U.S. Military Labs Hacked

Dennis Faas's picture

It seems not even the tough, intimidating reputation of the U.S. military is enough to scare away hackers. According to recent reports, two major American military science labs have been infiltrated by what may have been a rival government.

The break-in was announced this past weekend by the ORNL, or Oak Ridge National Laboratory in Tennessee. Also hacked was the Los Alamos National Laboratory in Nex Mexico. A spokesperson for Oak Ridge described the hack as a "sophisticated cyber attack," one that led to the unauthorized use of a database containing private details for visitors between 1990 and 2004.

Some of these vital details included social security numbers and birth dates.

Oak Ridge is considered one of the premier American military science labs.
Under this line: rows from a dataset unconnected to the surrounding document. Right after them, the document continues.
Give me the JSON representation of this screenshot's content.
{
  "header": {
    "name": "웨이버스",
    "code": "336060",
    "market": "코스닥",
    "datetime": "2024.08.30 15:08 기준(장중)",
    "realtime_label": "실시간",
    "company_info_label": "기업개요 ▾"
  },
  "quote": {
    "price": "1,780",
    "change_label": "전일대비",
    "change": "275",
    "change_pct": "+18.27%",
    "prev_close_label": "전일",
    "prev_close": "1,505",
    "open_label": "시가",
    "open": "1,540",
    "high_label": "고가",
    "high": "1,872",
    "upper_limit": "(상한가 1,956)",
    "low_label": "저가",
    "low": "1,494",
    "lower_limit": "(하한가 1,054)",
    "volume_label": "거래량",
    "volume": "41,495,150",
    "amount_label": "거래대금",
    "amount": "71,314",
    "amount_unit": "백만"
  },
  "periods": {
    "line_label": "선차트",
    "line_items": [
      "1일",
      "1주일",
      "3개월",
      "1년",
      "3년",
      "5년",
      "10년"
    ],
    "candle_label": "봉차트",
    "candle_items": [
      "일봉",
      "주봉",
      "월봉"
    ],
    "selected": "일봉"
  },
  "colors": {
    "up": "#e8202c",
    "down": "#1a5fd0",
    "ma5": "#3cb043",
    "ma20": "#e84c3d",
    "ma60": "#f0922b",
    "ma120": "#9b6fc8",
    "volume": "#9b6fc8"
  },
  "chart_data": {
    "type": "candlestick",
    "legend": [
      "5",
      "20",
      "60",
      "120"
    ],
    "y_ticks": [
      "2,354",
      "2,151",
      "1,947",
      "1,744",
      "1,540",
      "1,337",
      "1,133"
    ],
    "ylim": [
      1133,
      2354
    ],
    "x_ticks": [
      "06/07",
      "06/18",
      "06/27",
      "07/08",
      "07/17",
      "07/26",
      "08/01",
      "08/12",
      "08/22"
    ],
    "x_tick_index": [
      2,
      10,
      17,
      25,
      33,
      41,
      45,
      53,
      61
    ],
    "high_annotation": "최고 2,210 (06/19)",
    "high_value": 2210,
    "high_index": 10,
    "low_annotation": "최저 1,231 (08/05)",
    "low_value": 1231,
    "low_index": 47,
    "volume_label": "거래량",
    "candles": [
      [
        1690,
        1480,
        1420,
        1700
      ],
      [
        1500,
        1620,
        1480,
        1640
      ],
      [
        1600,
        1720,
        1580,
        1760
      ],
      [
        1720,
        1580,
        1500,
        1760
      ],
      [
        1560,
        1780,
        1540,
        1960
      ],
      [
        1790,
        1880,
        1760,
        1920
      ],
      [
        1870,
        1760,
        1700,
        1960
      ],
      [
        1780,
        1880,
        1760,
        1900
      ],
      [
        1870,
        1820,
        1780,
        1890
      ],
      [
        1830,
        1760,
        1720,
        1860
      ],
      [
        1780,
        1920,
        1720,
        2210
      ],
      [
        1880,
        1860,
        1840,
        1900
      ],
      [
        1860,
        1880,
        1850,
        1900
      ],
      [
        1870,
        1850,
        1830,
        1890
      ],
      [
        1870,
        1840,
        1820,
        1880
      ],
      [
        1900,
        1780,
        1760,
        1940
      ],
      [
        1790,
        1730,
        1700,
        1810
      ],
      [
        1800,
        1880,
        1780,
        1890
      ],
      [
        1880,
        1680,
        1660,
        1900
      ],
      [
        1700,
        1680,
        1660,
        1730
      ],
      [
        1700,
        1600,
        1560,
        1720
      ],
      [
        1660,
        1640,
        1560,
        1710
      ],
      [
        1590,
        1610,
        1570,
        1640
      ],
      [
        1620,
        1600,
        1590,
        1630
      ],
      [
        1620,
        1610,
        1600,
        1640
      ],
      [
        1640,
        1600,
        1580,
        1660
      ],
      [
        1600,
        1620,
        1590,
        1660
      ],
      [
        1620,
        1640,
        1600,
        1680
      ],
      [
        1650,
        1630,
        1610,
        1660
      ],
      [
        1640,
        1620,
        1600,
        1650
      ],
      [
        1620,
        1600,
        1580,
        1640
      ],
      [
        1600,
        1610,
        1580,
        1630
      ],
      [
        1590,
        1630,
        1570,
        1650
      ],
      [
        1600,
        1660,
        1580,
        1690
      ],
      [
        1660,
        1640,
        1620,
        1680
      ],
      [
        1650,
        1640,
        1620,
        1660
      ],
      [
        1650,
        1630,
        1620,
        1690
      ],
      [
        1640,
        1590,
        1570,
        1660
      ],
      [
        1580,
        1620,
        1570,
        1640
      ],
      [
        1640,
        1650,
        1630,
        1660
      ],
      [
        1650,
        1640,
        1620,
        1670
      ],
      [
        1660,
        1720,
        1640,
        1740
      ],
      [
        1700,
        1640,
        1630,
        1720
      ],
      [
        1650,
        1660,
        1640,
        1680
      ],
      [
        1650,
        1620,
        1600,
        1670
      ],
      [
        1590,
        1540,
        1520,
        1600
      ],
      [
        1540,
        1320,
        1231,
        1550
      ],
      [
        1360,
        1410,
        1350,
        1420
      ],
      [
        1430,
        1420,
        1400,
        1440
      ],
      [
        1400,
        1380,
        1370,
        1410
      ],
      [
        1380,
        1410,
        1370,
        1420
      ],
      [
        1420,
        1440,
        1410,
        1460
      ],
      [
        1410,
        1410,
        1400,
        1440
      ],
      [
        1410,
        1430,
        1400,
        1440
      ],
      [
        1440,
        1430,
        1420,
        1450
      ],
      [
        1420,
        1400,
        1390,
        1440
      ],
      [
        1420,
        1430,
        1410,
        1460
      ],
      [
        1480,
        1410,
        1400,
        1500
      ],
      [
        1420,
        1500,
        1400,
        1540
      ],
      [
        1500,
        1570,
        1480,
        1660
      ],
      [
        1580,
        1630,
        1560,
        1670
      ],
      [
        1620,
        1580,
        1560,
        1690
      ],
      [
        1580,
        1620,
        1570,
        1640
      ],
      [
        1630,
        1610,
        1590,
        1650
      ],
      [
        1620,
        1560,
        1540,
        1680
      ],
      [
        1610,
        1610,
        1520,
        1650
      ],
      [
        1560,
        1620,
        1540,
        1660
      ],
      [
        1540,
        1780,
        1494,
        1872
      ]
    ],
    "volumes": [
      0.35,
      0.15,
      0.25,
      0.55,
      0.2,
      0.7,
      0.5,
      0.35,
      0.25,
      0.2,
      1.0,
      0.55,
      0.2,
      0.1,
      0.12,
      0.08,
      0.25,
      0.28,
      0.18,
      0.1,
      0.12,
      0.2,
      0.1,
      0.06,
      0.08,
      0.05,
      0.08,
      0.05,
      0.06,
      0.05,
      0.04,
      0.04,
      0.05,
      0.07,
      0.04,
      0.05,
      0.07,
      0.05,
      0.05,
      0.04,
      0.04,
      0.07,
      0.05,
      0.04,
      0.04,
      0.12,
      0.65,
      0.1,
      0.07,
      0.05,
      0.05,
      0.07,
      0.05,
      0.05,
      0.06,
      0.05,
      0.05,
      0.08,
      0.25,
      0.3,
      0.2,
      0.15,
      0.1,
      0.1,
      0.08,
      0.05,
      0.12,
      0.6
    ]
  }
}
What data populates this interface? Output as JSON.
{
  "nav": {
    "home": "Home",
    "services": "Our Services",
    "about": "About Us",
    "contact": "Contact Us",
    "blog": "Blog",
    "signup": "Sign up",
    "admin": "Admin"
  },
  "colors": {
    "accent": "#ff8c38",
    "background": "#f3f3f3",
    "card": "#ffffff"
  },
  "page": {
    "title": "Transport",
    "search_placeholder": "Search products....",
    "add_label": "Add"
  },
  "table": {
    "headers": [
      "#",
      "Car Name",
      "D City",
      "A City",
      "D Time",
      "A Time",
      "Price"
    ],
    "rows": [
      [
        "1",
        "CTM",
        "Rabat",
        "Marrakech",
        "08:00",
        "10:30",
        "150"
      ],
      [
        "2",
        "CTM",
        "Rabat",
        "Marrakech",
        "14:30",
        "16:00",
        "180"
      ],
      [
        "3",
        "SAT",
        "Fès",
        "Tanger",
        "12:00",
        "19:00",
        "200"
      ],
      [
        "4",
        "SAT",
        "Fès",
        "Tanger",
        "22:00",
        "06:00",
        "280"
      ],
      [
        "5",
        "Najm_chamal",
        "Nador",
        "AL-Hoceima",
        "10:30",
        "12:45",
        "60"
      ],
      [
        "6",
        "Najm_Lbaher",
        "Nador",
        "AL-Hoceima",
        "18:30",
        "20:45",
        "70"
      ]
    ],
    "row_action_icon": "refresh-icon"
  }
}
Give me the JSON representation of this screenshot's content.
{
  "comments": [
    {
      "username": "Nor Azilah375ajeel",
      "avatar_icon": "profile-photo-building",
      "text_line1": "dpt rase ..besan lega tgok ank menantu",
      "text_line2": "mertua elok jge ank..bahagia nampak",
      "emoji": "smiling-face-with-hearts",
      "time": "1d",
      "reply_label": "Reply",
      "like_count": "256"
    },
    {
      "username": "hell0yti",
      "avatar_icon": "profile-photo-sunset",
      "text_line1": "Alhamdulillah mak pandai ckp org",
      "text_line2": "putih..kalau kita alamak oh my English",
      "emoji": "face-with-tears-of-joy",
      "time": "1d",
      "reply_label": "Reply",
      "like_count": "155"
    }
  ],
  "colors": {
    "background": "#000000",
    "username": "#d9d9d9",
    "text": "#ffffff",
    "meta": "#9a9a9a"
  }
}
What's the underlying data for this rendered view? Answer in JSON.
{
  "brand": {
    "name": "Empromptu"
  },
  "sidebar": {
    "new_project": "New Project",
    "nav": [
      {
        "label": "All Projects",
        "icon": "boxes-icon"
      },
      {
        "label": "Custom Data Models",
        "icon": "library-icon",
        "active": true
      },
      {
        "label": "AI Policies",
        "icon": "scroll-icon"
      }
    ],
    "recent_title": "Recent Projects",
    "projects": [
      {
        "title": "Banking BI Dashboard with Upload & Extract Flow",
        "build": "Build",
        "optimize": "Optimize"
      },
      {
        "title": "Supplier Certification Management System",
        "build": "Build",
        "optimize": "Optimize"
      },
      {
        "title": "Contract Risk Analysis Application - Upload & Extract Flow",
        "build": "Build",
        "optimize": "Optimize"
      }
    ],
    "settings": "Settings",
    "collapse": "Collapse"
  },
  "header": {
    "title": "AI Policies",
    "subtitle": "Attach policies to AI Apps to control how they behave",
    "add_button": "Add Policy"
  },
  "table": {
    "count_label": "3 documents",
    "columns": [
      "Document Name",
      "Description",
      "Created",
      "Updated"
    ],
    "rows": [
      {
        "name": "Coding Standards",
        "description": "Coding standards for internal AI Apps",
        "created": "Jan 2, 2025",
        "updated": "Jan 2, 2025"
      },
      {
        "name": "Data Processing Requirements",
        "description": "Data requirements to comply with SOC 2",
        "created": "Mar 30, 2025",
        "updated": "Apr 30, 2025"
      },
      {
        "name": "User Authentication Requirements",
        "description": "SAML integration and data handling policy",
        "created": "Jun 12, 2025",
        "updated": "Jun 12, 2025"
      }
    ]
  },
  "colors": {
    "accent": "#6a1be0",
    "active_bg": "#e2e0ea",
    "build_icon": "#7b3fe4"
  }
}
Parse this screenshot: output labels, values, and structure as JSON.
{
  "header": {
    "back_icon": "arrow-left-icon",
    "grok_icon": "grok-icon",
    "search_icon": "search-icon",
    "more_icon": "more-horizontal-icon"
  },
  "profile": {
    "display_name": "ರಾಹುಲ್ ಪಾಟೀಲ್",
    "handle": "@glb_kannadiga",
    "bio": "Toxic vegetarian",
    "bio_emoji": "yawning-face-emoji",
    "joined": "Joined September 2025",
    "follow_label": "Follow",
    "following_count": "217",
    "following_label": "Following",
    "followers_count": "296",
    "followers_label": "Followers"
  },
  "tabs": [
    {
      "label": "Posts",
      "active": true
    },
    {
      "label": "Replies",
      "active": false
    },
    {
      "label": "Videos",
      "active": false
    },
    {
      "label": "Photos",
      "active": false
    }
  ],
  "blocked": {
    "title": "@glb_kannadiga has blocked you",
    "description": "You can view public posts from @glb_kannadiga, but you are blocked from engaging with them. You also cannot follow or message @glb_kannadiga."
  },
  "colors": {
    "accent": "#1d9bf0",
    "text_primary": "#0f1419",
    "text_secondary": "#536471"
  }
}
Every year, some 3,000 researchers visit the facilities.

How did the hackers get in?

According to experts investigating the crime, the intruders used a few critical waves of phishing emails in order to attack with malicious software. When Trojan-laced attachments were opened (an exact date of infiltration is unknown), the malware bypassed critical security systems. The attacks began on October 29. (Source: arstechnica.com)

Oak Ridge's director, Thom Mason, believes the damage was the work of professional hackers who knew exactly what they were doing. He described the crime as a "coordinated attempt to gain access to computer networks at numerous laboratories and other institutions across the country." (Source: pcworld.com)

Although Oak Ridge officials seem surprised at the break-in, Los Alamos is not new to these attacks. "This appears to be a new low, even drug dealers can get classified information out of Los Alamos," said one security expert. Several years ago, Los Alamos leaked critical information through lost hard disks.

Both the Oak Ridge and Los Alamos attacks are believed to be linked.

Given the targets, the U.S. military is exploring the possibility that the intruders were working for a foreign government. Scary as it may sound, the data theft itself could have been nothing more than a smokescreen as underground networks infiltrated some of the American government's most secretive databases.